I am having some trouble with RNU6B as endogenous control for several ovarian cancer cell lines. Could you recommend me other stable reference miRNAs that have worked in your experimental approaches?
Thank you so much for all your ideas and suggestions. Now I have a couple of candidates to think about or going back to my data files to check the most stable one!!!!!
The reference gene(miRNA in your case) is usually chosen based solely on the fact that it is not affected by or doesn't show variability in its expression pattern under the defined experimental conditions. If you are using mammalian cell lines thee expression of several RNAs/miRNAs remain stable for a long time but it is always advised that you take an miRNA or another small RNA of comparable length ( due to various effects on PCR efficiency of the probes used). If possible it would always be good to add an external "spike in" control (an artificial RNA externally added and later quantified as the reference RNA/miRNA) as it is most likely not to get affected by your experimental conditions. There are now standard spike in controls commercially available being used widely.
In case you would still like to go for an endogenous miRNA make sure you consult literature for what others have used and check technical specifications from companies like ABI (now Life technologies) as you would find useful information there. But make sure you verify that there is no effect on your reference gene by the experimental condition you provide..
Thank you again for all your comments. Next week I will have some results from the new control RNU48 in comparisson with RNU6B. I will let you know....Enjoy your experiments in this friday!!!
Dear Francesca, RNU48 is dysregulated in cancer and should not be used for normalization of qPCR data. You can check this paper: Gee et al (2011) The small-nucleolar RNAs commonly used for microRNA
normalisation correlate with tumour pathology and prognosis, British Journal of Cancer (2011) 104, 1168 – 1177.
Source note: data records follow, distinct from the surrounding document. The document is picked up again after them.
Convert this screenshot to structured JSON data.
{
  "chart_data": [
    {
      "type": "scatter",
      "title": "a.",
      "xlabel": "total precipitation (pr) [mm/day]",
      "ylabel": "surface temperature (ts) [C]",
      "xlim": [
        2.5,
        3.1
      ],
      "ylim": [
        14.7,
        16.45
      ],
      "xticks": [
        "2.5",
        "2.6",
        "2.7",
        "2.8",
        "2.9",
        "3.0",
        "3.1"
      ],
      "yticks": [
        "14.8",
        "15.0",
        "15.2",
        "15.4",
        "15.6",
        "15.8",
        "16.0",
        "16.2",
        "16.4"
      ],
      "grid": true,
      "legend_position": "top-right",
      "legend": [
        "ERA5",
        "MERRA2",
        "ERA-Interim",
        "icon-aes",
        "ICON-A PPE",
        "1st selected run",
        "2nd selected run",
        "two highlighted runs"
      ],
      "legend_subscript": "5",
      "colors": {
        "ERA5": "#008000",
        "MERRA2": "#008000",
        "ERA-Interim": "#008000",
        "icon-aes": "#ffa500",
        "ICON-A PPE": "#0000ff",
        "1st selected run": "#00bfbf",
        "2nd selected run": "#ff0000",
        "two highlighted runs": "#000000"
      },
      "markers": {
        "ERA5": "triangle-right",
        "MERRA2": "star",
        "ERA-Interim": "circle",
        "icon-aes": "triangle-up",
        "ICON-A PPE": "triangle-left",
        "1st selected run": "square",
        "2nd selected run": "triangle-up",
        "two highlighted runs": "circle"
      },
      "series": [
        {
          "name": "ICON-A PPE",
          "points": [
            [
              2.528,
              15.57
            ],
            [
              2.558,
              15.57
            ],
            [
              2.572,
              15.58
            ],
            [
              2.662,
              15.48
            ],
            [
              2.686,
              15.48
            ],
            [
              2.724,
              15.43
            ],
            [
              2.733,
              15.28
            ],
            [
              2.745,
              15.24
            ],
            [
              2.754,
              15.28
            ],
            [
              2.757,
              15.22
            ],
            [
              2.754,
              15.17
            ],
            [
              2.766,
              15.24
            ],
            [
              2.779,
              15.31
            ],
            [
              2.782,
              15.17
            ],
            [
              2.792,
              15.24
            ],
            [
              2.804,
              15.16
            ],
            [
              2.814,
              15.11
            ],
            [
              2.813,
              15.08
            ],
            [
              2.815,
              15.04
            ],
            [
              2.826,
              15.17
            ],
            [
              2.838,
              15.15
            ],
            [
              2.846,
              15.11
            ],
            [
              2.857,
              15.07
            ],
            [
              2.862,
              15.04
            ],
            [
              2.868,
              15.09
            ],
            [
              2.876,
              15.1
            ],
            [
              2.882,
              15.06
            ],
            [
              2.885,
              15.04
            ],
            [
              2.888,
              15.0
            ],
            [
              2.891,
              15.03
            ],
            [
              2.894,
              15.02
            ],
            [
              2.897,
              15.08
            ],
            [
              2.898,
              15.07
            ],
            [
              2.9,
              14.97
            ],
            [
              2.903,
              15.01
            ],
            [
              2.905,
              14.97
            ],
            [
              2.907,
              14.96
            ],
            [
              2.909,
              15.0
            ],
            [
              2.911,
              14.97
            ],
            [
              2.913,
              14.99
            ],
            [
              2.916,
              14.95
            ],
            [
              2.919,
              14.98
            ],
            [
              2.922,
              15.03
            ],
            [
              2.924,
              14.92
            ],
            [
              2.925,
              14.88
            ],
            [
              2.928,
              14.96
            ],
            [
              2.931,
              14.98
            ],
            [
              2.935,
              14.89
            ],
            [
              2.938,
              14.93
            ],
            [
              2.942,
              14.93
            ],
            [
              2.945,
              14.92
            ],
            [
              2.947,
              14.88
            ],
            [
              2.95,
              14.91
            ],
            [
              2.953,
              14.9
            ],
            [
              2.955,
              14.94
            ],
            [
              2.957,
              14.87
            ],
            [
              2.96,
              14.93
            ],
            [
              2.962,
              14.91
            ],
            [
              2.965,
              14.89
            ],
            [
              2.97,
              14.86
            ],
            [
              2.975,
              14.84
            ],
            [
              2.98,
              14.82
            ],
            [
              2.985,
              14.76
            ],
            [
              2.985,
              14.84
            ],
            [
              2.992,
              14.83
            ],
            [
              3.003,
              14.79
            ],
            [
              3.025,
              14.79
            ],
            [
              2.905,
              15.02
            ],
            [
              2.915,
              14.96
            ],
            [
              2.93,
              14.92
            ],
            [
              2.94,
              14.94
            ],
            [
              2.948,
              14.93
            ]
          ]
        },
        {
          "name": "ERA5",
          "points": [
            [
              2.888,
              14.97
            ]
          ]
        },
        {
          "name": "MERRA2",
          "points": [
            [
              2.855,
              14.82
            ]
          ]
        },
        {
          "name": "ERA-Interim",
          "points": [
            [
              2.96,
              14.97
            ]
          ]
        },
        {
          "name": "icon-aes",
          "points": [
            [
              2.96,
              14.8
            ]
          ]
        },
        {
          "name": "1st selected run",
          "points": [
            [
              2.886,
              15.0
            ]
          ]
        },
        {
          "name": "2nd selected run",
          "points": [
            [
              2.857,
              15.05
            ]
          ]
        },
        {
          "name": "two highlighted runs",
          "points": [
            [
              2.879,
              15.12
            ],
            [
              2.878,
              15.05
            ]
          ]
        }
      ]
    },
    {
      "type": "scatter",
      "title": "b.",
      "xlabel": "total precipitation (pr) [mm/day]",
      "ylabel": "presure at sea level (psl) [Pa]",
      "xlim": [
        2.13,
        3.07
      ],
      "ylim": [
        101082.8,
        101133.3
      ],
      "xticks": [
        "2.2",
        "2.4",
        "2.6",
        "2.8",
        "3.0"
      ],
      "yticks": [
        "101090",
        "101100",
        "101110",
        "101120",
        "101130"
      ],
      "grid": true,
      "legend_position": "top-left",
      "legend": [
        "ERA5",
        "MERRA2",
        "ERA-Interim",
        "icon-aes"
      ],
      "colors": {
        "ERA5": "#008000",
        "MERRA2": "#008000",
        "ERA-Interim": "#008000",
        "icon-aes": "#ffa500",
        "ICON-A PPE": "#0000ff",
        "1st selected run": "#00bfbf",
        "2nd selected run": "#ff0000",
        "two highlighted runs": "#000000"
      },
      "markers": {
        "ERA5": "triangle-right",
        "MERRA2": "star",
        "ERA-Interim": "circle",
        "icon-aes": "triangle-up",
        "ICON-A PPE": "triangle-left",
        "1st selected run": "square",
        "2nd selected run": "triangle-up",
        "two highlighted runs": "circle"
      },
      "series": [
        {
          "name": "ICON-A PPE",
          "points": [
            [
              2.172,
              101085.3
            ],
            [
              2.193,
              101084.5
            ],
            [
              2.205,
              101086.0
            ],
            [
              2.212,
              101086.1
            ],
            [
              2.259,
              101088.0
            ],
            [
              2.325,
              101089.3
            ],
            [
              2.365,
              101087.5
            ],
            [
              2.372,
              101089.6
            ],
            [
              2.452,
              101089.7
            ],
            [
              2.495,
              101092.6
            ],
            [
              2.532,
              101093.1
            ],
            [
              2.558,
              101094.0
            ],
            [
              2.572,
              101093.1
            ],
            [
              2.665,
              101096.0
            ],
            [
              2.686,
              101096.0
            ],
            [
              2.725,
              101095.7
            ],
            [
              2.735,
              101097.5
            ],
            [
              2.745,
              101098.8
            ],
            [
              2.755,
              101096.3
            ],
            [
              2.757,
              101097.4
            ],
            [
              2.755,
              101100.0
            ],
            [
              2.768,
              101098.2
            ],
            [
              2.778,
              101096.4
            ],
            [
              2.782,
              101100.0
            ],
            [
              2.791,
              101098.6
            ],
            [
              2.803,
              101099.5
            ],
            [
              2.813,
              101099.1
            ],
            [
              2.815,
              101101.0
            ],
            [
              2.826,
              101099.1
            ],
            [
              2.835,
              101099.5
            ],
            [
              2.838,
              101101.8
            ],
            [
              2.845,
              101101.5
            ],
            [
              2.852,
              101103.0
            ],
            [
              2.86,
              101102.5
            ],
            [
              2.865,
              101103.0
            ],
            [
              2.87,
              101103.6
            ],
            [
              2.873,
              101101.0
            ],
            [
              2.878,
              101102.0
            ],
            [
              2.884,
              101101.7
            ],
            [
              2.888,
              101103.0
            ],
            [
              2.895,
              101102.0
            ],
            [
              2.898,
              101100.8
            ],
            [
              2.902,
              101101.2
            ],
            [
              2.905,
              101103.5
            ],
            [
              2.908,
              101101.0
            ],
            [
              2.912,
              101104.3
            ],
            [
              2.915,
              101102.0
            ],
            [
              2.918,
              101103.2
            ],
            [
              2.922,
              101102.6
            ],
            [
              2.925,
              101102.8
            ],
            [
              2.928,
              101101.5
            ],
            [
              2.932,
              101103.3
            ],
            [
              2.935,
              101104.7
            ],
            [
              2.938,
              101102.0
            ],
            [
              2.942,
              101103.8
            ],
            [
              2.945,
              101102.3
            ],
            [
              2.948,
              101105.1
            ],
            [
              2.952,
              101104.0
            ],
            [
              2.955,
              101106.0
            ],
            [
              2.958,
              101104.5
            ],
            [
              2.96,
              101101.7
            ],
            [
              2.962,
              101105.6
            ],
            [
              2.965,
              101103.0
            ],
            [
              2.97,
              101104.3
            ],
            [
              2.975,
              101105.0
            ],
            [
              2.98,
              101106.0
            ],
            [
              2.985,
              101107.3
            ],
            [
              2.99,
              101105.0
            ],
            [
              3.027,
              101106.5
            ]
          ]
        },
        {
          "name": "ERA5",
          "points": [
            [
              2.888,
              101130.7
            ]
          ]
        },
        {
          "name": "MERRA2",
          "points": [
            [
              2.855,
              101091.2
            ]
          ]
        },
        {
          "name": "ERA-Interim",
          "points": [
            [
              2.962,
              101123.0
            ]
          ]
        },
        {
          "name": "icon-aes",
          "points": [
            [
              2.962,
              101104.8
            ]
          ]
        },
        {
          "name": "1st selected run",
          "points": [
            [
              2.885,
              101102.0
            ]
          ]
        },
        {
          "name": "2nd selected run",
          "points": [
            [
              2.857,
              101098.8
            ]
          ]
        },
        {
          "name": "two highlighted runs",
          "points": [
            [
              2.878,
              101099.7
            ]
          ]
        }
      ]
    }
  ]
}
I am happy to let you know that I have the results comparing RNU6B and RNU48 as endogenous controls with the same experimental groups from several human cancer cell lines under different conditions. The best results with less dispersion are those associated with RNU48 as endogenous control. Actually RNU48 appears in much earlier CTs (around 15) thanRNU6b.
In the cell lines I have tested, the expression pattern of RNU48 is not affected and doesn't show variability under the defined experimental conditions.
I am a bit lost trying to normalize microRNA qPCR results and I just found your conversation... Do you expect your reference microRNAs have a stable Ct across all the samples? I was intended to use miR-191 as a normalizer in plasma, but I have great differences in Cts in my samples (from 32 to 40). My study is too small to use the global mean normalization approach. What do you suggest with your experience??
Unfortunately these things happens specially with plasma miRNAs. Try to use an internal spike-in control by adding a totally unrelated miRNA, and use it as internal control. There are several of those spike-in RNAs commercialized by Exiqon. This should circumvent your variability problems.
Thanks for your comments guys. I was using RNU48 for glioblastoma cell lines but it failed to amplify in some samples. But i tested the same samples against RNU44, RNU48 and RNU6b and the same was observed for 44 and 48. Now i am using RNU6b. seems to work for me? Anyone else used in brain tumors?